Another strong point to the film is its depiction of the loss of a relationship. The feeling when the person is just… gone, and now you’re somehow supposed to just go on like they didn’t just rearrange every fiber of your existence in a way that you’ll never be able to put back together again the same way. It’s that feeling of walking back into a room where so much happened and now it’s quiet and empty. What do you do with yourself now? Nothing seems to have the same importance that it used to. Or when you’ve finally found a way to go on with your daily life, the memories becoming easier and easier to push away only to have that person pop back up in your life if only to show you just how bad you’re actually doing.

The speech Elio’s dad (Michael Stuhlbarg) gives him at the end of the film is another idyllic moment and anchor to the films overall message, but is grounded in so much truth, which is maybe why it feels so idyllic, because people are rarely this truthful.
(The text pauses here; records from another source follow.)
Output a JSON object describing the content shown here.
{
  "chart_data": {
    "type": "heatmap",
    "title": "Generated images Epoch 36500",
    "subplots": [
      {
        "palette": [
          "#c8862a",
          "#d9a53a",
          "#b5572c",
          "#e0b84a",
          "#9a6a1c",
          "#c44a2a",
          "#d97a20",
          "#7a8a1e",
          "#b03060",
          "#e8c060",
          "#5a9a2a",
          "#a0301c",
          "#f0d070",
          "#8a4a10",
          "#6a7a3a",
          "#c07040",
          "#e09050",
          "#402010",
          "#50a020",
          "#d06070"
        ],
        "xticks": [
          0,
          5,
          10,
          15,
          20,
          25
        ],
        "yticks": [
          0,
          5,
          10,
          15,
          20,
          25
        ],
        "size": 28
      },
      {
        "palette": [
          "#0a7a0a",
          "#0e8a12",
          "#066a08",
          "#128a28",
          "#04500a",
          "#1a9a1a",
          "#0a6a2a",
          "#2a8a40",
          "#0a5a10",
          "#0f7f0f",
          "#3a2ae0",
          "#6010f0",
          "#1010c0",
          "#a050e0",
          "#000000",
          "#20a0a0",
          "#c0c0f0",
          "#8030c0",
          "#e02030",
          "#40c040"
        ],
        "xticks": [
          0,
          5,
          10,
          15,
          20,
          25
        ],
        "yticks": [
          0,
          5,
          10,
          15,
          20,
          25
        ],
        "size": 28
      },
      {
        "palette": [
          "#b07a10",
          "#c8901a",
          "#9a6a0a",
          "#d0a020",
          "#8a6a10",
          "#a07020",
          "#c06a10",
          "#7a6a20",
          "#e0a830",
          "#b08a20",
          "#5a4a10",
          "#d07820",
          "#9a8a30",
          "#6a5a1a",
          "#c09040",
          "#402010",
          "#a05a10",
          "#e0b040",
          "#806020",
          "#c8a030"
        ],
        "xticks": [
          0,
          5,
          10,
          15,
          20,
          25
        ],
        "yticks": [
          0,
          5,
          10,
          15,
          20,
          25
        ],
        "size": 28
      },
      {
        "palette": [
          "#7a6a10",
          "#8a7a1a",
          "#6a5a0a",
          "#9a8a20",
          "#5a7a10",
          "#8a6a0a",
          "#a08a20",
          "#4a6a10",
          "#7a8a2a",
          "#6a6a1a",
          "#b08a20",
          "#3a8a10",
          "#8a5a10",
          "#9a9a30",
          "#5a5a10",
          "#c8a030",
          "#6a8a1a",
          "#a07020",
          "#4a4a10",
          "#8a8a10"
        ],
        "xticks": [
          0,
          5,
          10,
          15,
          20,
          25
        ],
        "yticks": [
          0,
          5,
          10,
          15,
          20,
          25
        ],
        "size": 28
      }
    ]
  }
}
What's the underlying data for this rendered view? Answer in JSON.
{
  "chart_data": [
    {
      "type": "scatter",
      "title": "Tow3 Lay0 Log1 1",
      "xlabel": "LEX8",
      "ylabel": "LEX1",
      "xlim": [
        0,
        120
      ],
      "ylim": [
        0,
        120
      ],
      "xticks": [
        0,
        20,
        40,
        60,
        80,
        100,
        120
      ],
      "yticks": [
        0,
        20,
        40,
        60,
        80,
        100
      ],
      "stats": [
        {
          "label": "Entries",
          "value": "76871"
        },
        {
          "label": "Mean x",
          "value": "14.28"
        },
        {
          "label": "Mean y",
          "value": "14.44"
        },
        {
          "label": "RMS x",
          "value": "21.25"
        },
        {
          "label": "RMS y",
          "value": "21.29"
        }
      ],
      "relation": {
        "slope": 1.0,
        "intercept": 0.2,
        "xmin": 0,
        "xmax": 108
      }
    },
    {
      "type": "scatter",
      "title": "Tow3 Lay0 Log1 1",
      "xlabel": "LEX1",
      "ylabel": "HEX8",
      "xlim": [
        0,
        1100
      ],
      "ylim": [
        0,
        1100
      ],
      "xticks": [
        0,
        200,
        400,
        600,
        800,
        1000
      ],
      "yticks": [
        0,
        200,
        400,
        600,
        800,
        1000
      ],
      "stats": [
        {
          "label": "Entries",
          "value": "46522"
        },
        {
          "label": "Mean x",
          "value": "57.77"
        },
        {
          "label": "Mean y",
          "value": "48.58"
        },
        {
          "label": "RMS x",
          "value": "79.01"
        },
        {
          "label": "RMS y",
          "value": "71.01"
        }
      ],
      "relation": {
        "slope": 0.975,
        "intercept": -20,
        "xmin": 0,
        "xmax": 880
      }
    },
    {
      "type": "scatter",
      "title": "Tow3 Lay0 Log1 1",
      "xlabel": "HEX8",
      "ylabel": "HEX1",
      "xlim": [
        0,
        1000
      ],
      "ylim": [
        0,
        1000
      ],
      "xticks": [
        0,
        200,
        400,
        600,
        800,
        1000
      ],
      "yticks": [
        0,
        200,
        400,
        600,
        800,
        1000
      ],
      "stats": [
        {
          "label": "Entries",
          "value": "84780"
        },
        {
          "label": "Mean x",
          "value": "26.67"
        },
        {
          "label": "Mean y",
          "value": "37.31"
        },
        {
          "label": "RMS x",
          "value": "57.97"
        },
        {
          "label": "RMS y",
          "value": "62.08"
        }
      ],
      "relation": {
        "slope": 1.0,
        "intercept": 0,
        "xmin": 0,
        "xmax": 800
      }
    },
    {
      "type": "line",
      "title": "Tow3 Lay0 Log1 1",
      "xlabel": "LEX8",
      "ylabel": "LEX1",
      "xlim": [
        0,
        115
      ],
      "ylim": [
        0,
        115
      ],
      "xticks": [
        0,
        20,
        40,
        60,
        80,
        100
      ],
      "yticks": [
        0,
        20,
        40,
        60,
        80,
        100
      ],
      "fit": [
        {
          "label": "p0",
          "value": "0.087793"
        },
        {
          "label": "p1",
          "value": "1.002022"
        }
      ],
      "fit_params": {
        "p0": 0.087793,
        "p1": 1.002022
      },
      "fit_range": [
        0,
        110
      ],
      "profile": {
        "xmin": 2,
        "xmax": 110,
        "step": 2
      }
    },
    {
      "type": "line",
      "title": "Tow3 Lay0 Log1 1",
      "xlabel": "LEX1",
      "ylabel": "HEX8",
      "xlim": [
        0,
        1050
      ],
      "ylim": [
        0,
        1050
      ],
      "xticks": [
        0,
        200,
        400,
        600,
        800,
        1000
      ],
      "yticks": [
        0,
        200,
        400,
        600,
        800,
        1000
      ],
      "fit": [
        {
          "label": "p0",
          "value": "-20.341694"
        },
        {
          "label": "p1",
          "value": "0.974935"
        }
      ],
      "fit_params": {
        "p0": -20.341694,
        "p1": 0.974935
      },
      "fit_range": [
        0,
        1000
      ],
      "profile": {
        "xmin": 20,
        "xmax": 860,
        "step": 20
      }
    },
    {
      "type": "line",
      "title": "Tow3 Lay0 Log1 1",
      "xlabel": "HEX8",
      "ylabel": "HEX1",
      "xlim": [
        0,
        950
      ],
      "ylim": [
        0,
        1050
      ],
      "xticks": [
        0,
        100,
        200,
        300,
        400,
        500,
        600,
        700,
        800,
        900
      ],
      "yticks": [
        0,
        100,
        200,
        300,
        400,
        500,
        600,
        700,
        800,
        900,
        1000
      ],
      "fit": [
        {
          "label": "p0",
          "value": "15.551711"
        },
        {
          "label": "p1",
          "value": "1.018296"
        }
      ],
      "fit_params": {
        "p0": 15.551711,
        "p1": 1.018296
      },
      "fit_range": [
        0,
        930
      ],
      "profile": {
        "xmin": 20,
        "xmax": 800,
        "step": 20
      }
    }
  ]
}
The affirmation he gives Elio that he isn’t crazy and what he just went through was real to him and meant something and always will is a cinematic moment we don’t get often. Simply, someone made you happy in a way no one else ever had before, and it was real in whatever way it was able to be real, so hold on to that. Cherish it. Granted, these moments are only a small twenty minute fraction of the two hour film, but also one of the moments when it’s most electric.

Credit also needs to be given to Sufjan Stevens, who’s musical contributions “Mystery of Love” and “Visions of Gideon” perfectly underscore the boiling romance and fallout. “Mystery of Love” is full of hope and curiosity, whereas “Visions of Gideon” is somber and detached.

There are levels to this film that I’m still figuring out and could be discussed at length for years to come, but even at its surface Call Me By Your Name is a jewel in the growing ranks of superb LGBT cinema, giving some long needed humanity to gay romance and perfectly encapsulating how much first love changes us. It’s a film that I found had a much more emotional impact in the days after I watched it. The performances hit harder, and the meaning became deeper. It was something I had to sit with it for a minute. But maybe that’s the films greatest lesson of all: to take a moment to allow ourselves to actually feel something real.